Possible Mitigation Strategy: Double Dosing
If IL-15 expressing CAR NK cells lose steam over time, could a second infusion improve overall performance? The team tested this hypothesis by giving mice with lymphoma two infusions of the CAR19/IL-15 NK cells two weeks apart. Mice with two infusions achieve a 60% survival rate—a much better response than mice dosed with two control infusions or a single infusion of IL-15-expressing CAR NK cells. While the first infusion begins to dysfunction, an additional infusion may increase the population of functional NK cells ready to combat the blood tumors.
CAR NK Cells in Humans
How do IL-15-expressing CAR NK cells perform in humans? To understand this, CAR NK cells were extracted from two participants with relapsed/refractory lymphoma seven and 14 days after infusion. Each patient received a single infusion of CAR-NK cells. The CAR NK cells did not work for one patient, but cleared all signs of cancer for the second patient within 30 days of infusion.
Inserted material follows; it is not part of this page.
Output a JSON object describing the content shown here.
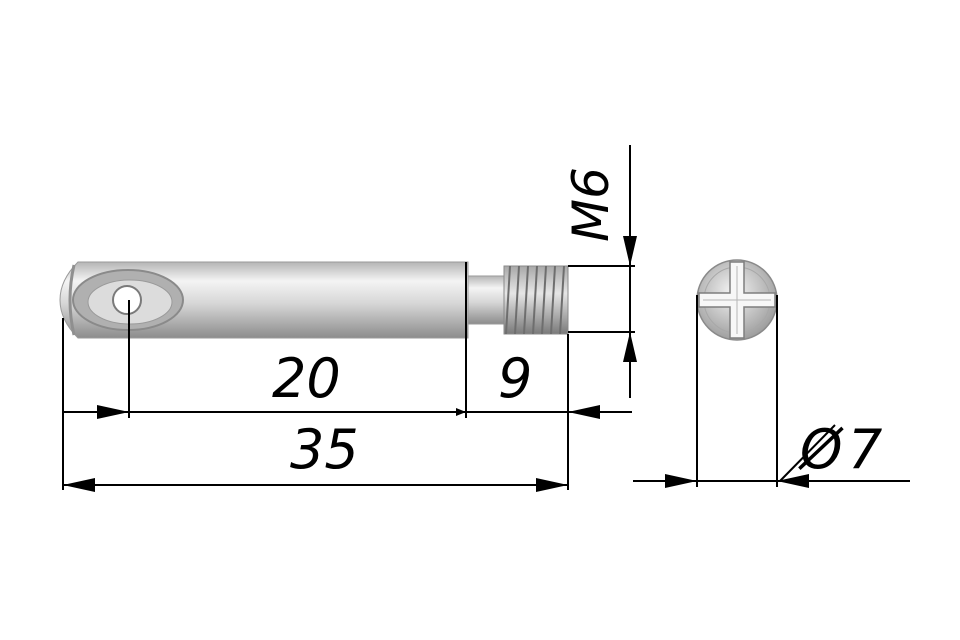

The NK cells from the responder patient showed higher expression of genes associated with NK cell activation and cytokine activity. This gene expression pattern is even more pronounced in Day 14 CAR NK cells. The results suggest that the CAR NK cells in the responder patient likely possess better metabolic fitness and gene expression than those of the nonresponder patient.
Natural killer cells possess attractive qualities for chimeric receptor therapy, but more research is needed to understand potential roadblocks. This study demonstrates that gradual loss of metabolic fitness may limit this concept’s clinical feasibility. Future strategies may benefit from addressing this resistance mechanism, such as with IL-15 expression or repeat dosing.